Lewis has pulled another classic baby move and changed things up on us just when we got comfortable. This time (like…most times?) it was sleep related.
I have rocked him to sleep his entire life, with very few exceptions. Other than when he was a newborn who fell asleep at the drop of a hat, I have rocked him to sleep at every nap, and every bedtime that I’ve been with him for.
I knew he was capable of putting himself to sleep because his daycare teachers claimed he was one of their “best nappers”, who would just lay down and go to sleep without help. And babysitters/husband also experienced some success when I wasn’t around. But with me? no way. If I was involved in a sleep routine in any capacity, I had to rock him to sleep or endure the consequences.
It was both a special time, and a total time-suck. I had a love-hate relationship with this dynamic, with the “love” part accounting for probably 75% of the feelings.
Well… you can probably guess where this is going. A few days ago, the kid lost his mind when I tried to rock him to sleep. I don’t know how to communicate to you what it was like. Maybe telling you that I considered calling 911 because I thought he was in pain and dying (appendix exploding? internal bleeding? heart attack? brain hemorrhage?) will paint a strong enough picture for you.
He didn’t die. As a matter of fact, he wasn’t even injured. Not that first time, and not the 6 times after that.

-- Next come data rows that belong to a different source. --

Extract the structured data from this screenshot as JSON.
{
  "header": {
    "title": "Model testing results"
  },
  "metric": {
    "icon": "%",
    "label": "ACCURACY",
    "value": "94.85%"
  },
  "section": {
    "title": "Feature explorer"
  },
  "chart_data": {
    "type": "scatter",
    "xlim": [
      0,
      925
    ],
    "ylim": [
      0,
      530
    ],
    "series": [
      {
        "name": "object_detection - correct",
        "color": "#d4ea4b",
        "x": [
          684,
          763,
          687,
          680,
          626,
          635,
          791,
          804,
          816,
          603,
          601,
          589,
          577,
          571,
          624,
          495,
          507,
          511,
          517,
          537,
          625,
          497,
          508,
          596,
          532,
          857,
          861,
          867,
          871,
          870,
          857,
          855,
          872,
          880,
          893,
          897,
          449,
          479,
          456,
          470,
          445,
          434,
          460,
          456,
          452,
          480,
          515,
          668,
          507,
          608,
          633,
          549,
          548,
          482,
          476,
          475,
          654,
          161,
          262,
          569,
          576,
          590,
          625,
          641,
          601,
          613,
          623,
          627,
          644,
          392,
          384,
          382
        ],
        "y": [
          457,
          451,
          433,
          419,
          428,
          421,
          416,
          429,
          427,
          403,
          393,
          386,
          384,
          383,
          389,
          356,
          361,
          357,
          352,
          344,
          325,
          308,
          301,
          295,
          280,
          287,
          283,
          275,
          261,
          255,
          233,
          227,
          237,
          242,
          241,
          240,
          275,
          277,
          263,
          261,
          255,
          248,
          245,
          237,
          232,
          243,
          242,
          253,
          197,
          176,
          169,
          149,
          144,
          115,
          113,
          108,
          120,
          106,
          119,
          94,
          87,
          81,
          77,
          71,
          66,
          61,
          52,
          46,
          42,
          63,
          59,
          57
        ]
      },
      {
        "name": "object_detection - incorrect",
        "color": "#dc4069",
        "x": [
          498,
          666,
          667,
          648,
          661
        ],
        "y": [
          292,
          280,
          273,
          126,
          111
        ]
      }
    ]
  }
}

He didn’t want me to rock him, but he also didn’t want to be in his bed. When I held him, he screamed, “BEEEEEDDDDDDDD”. When I put him in his bed, he just screamed. There was no solution other than to walk away (and cry. So much crying).
You see, I always rocked him to sleep because the alternative seemed to involve letting him cry. And I am too “soft” to let him scream. Actually, calling myself soft is an insult. I’d prefer to frame it this way: When my baby screams, my instincts to help him are so overpowering that I cannot resist them. Even if he is in someone else’s capable hands, I must step in (poor Kyle). It is a compulsion, and such a deep, primal draw to my baby that there’s no use fighting it.
But starting a few days ago, Lewis gave me no choice, and we’ve survived the screaming a couple nights now. Lewis putting himself to sleep is starting to become a routine, and I can feel it happening. Better yet, Lewis is starting to understand that we understand that this is what he wants, so he doesn’t always scream anymore. We’ve had a couple naptimes, for example, where he has played in his crib happily until falling asleep, without one single tear.
I knew this would come. Sometimes I longed for it. And now that it is here, like with most things in parenthood, I’m torn between two polar extremes – I am thrilled/proud that my baby has matured to the point where he wants this independence, and I am devastated that I’ve lost this magical time together with my baby.
Things ebb and flow, and I’m sure bedtime routines will continue to present new challenges as time goes on. And perhaps we’ll even revert back to some of the old challenges at some point, because kids are crazy like that. But after a few days of madness, I feel like we’re starting to get into a new groove.
What a wild life, full of turmoil and confusion. But wow! do I see the beauty in the chaos. Look at my baby, growing and changing and developing. Just what you want a child to do, even if it is hard for mama and dada.